Fake guns could have led to real fear
Having a gun pointed at you can be terrifying, particularly if you think the person behind the trigger means you harm.
A busload of Ferriday school children saw the wrong end of a gun barrel Tuesday morning and had to wonder — at least for a split second — if they were in harm’s way.
The realistic, but fortunately replica, firearms only fired harmless plastic pellets.
Practically anyone glancing at the fake firearms, however, would think they were real. Only a small orange cap at the barrel indicates it’s not a real firearm.
Sadly we live in a world in which realistic, but fake, guns can quickly instill realistic, genuine fear.
More and more citizens feel the need to arm themselves against criminals, and fewer citizens have respect for law enforcement officers.

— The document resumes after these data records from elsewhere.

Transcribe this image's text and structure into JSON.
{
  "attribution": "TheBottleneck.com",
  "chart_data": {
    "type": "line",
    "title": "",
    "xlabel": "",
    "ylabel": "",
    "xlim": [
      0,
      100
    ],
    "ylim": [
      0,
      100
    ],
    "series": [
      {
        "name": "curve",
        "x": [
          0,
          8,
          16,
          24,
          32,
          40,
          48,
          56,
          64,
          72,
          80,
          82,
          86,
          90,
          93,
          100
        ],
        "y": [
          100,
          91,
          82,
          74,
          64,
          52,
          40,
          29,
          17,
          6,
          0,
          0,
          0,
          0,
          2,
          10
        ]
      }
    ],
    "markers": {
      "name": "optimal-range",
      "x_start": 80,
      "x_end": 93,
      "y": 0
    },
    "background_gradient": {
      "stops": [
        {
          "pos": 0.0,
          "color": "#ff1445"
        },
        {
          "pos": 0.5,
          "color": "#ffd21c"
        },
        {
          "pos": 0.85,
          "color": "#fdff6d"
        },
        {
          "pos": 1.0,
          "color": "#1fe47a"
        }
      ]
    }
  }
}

Add to that realistic toy guns and you have dangerous results.
Had the alleged actions of the three teenage boys charged in the case been committed in front of a law officer, or worse-yet, a trigger happy, gun-toting citizen, a real weapon may have been used against the boys.
The boys involved in the mock shooting may have meant no harm in the incident, but the Concordia Parish Sheriff’s Office is throwing the book at them. Each is charged with possession of a handgun by a juvenile and simple battery.
Those are serious charges, but pointing a gun at someone — whether the gun is real or fake — is a serious matter.
Parents must teach their children common sense with regards to firearms. Failure to do so has serious, potentially deadly, consequences.